Wednesday 7 May 2014

Hot Topic: Lookism When Searching for a Job

Discrimination in TEFL is very common. I've previously written about racism and discussed ageism (how being too old or too young can work against you), name discrimination, sexual orientation, and sexism. Your appearance can also work for or against you. It's no secret that good looking people are more likely to get jobs than unattractive people. Research has actually shown that better looking people are more successful in life.

Lookism recently played a part in the missing Malaysian plane."Malaysia's Home Minister Ahmad Zahid Hamidi criticised the border officials late on Sunday for failing to notice that the two passengers who used stolen passports of an Austrian and Italian actually looked like Asians, Straits Times reported. 'I am still perturbed. Can't these immigration officials think? Italian and Austrian but with Asian faces,' he was quoted by state news agency Bernama as saying."

I am perturbed at his statement. There are many explanations for why a person with Asian features may have an Italian or Austrian passport. What about: adoption, marriage, one parent being Asian, or naturalisation? If a Home Minister uses lookism, don't be surprised if your boss does as well.

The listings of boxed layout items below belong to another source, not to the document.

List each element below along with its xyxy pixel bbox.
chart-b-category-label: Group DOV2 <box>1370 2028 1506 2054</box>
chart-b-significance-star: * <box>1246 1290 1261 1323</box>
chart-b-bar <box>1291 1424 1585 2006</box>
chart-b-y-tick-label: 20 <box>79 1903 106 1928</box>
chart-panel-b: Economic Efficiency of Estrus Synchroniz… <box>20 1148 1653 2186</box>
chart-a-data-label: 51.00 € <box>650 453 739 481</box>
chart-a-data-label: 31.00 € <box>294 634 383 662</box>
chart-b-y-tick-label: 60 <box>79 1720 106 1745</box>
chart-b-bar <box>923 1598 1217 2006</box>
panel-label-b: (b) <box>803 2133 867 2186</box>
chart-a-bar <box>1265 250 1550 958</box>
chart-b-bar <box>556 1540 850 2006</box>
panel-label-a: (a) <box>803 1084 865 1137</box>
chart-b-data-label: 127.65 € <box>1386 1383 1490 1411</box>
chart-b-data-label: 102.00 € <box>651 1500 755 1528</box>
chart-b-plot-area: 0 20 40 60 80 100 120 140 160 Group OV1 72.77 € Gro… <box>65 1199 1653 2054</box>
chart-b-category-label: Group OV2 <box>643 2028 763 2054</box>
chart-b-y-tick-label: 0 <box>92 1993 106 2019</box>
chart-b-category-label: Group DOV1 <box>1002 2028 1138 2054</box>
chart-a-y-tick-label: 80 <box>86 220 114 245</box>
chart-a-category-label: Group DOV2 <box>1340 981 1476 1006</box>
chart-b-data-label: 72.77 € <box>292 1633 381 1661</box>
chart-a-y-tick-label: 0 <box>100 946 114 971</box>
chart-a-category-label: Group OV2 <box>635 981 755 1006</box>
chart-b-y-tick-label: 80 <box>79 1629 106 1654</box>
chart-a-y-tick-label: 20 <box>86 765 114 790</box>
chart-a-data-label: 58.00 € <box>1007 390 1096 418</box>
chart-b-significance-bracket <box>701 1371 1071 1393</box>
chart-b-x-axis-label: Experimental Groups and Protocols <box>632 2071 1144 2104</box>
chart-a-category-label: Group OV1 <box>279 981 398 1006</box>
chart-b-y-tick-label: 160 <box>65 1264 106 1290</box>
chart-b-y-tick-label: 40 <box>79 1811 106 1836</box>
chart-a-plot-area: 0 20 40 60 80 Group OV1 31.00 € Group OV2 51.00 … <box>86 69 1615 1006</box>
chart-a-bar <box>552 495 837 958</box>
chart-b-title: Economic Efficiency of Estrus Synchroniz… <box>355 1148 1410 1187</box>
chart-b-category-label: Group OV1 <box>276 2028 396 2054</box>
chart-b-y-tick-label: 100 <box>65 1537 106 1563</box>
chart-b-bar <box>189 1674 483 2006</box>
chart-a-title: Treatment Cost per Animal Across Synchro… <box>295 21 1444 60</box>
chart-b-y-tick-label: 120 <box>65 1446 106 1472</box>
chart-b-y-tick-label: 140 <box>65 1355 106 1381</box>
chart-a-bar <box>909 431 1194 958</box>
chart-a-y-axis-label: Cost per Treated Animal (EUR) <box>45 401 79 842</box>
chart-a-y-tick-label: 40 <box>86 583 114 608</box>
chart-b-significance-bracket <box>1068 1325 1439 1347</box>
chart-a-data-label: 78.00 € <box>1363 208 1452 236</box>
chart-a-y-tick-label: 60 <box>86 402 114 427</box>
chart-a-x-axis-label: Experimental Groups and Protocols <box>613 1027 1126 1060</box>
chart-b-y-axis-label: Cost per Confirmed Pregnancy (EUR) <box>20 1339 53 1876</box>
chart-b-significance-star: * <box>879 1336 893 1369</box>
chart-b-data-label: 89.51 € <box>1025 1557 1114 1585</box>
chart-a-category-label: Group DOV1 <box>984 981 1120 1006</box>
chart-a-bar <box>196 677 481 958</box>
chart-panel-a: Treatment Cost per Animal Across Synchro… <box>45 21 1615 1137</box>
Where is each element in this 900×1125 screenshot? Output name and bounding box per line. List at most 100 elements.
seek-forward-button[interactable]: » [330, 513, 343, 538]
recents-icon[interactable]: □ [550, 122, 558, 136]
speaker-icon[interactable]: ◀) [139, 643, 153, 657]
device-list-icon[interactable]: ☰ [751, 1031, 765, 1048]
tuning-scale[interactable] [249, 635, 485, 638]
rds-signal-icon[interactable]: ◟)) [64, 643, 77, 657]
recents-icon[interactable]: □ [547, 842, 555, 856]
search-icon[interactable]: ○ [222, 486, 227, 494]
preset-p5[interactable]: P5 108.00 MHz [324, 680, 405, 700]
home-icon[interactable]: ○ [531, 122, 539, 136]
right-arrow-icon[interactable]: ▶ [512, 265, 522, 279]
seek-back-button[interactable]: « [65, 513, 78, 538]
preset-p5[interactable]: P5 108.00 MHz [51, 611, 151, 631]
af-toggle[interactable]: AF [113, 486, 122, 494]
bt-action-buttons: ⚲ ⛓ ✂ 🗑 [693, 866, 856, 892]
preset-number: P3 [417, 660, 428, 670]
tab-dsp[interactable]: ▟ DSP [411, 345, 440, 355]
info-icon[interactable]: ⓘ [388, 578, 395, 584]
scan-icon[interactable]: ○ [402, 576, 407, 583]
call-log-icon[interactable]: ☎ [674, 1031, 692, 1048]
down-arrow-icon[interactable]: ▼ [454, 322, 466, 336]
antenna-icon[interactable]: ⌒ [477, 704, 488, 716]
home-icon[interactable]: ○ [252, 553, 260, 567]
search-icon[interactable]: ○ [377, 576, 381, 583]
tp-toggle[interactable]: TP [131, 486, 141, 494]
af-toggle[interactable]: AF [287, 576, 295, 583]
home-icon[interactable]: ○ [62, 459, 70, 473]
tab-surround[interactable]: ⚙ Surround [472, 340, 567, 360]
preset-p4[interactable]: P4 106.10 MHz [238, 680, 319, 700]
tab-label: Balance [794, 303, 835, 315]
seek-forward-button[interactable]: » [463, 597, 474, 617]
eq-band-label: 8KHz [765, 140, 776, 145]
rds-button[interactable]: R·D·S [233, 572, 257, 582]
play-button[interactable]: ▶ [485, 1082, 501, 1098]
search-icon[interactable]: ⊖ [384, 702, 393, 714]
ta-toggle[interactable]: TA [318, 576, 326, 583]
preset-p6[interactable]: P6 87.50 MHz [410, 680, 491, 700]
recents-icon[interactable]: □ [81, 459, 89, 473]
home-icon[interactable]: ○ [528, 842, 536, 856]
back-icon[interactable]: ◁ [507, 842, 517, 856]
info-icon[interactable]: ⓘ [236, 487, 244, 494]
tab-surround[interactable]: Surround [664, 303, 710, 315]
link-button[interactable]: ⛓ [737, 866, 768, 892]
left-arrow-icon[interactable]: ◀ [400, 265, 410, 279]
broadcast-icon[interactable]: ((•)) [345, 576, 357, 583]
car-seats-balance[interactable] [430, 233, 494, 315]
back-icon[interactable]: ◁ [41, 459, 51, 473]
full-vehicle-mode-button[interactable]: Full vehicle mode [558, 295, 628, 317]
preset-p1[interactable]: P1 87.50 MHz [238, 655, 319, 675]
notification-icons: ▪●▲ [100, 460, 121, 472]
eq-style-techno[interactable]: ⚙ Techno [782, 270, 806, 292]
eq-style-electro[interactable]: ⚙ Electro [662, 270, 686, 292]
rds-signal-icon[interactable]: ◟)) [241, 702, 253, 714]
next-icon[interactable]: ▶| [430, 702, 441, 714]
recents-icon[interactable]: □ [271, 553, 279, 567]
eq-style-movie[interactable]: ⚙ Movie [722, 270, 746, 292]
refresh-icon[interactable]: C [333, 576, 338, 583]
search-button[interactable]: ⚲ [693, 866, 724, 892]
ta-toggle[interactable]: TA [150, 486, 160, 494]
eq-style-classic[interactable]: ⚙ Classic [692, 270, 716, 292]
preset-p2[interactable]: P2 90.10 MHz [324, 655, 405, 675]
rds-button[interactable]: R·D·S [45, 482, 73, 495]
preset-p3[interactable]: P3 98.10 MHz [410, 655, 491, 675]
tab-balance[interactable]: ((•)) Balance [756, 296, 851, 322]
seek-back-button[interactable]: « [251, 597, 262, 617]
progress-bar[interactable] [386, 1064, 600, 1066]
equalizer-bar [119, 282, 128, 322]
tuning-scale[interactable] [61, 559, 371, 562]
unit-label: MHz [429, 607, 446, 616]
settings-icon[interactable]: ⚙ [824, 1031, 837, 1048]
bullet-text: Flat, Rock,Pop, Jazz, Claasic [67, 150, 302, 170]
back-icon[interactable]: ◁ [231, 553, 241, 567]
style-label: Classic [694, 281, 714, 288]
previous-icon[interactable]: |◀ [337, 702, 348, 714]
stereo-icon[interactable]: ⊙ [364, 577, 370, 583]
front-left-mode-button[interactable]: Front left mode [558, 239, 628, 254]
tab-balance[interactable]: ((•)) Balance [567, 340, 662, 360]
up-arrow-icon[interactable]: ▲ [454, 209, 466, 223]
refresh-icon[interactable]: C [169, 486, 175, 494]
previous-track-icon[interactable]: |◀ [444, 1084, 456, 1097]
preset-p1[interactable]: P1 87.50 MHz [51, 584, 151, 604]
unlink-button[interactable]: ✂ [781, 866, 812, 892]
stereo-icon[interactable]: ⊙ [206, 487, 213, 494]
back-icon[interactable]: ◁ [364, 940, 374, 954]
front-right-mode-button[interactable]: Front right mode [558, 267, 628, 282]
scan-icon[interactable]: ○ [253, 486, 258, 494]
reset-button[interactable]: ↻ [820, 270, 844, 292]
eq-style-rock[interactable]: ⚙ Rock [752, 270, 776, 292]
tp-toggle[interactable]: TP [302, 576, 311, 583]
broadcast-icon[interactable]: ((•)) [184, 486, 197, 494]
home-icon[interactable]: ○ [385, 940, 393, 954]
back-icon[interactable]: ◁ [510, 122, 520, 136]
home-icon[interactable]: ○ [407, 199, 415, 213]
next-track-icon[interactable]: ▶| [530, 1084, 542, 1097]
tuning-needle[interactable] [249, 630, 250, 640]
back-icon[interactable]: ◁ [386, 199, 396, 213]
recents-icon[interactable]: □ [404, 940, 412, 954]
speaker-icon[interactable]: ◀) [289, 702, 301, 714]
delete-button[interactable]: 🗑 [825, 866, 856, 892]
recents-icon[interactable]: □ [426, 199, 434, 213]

In Asia, your looks are very important to the point that Asians get plastic surgery and Photoshop their photos on their CV in order to get jobs. Unfair or not, you should realise what you're up against. If you are too heavy or not that attractive you may be passed over for jobs.

Is this ok?
TEFL teachers have difficulty accepting this, as they should. I've known heavy teachers who have not gotten their contracts renewed because their bosses were "too concerned about their health".

The Aryan Race?
Colour is another sticky issue as well. Some places prefer white, blond haired, blue eyed teachers. Although most of the world has accepted that the whole Arayan race thing was a nightmare to say the least, some employers seem to think that all native English speakers look like that.

I've seen non-native speakers who speak English poorly get jobs over native speakers. This is because the non-native speakers were white, blond haired, blue eyed people and the native speakers were not. Race comes in to play as well. If you're black or Asian, you may have a harder time getting a job. This is more likely to happen in Asia than elsewhere.

What does it mean?
It's not fair, it really isn't and it's going to take a while to change. Sure, you may get turned down because of your looks. But think about it. Would you really like to work for an employer like that anyways? Keep sending out your CV and interviewing and you'll get a better job than the one that turned you away because of your looks.